Voice/Vision Holocaust Survivor Oral History Archive

Peri Berki - December 9, 1983

Negative Experience and Feelings 2

But your, your feelings are still negative, overall.

Yeah, yeah, unfortunately. I tell you, I remember all this. Even here in this bookkeeper who I became very, very close friends and I talk very openly to her and she talk openly to me. She said, because all the, all the uh, worth, all the, all the richness was in Jewish hands. See this is the, this is their concept.

She admitted that.

She, she admitted it too. That's the, that's the concept, that's the concept, the German concept. And she had read it too, the newspapers, the banks, all industry.

She believed that herself?

She believed it, sure. Sure, she believed that.

But, but yet she felt friendly toward you.

Yes, very, we became very friendly. And that's what she said, she hired me because she knew in the first I was Jewish and she felt guilty.

She felt guilty.

Yeah, that's what she said, although she was maybe not even seventeen years old when the war was... But she knew naturally what happened.

But she lived in Germany during the war.

Oh yeah, yeah.

Um, so you have feelings obviously about the Germans too.

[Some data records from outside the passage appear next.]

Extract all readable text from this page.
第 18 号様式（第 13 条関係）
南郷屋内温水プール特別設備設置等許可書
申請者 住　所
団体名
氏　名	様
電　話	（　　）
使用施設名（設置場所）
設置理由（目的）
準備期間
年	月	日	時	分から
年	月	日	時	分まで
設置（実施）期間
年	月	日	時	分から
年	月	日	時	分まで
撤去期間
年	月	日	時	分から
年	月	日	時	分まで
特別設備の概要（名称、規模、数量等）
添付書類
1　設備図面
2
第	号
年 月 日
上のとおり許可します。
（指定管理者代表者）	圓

Oh I... You know, I remember we were standing in line in Germany for something, after, we were not, after the war in Germany we were standing, I don't know why, and just, not Jewish people, with people, and I don't remember why and all of a sudden somebody—I told you I didn't look Jewish, this remark over the shoulder, I didn't—somebody said, you see, you see all the Jewish star, they get everything. You have to pay now. See, and she told me.

This was a German.

Here in, in New York.

That happened in New York?

No, this happened in Germany. But now I remember something. My husband went—you asked about my husband—he worked only for one year for my sister, he became sick, he had ??? and he couldn't work, I worked. And this was beautiful period, beautiful period of my life that my husband was sick and didn't work and I worked and studied and he was so helpful, so encouraging that he made my life like I'm being in, in heaven.

Really?

Beautiful, yeah beautiful. Because he said that I'm doing so much, and always. And I lived better than a very rich woman because he cleaned, he shopped, he cooked. He did everything, and when I came home he said, you don't even look what is for dinner, you sit down, you did your work already, you sit down. And I tell you, I can't tell you how he...

That's unusual because a man sometimes feels...

And, and he, at home he didn't feel this way. At home I was, you know, just a nobody and he was a landowner. And I was a not wanted wife.

Uh-huh. Because of the mother-in-law.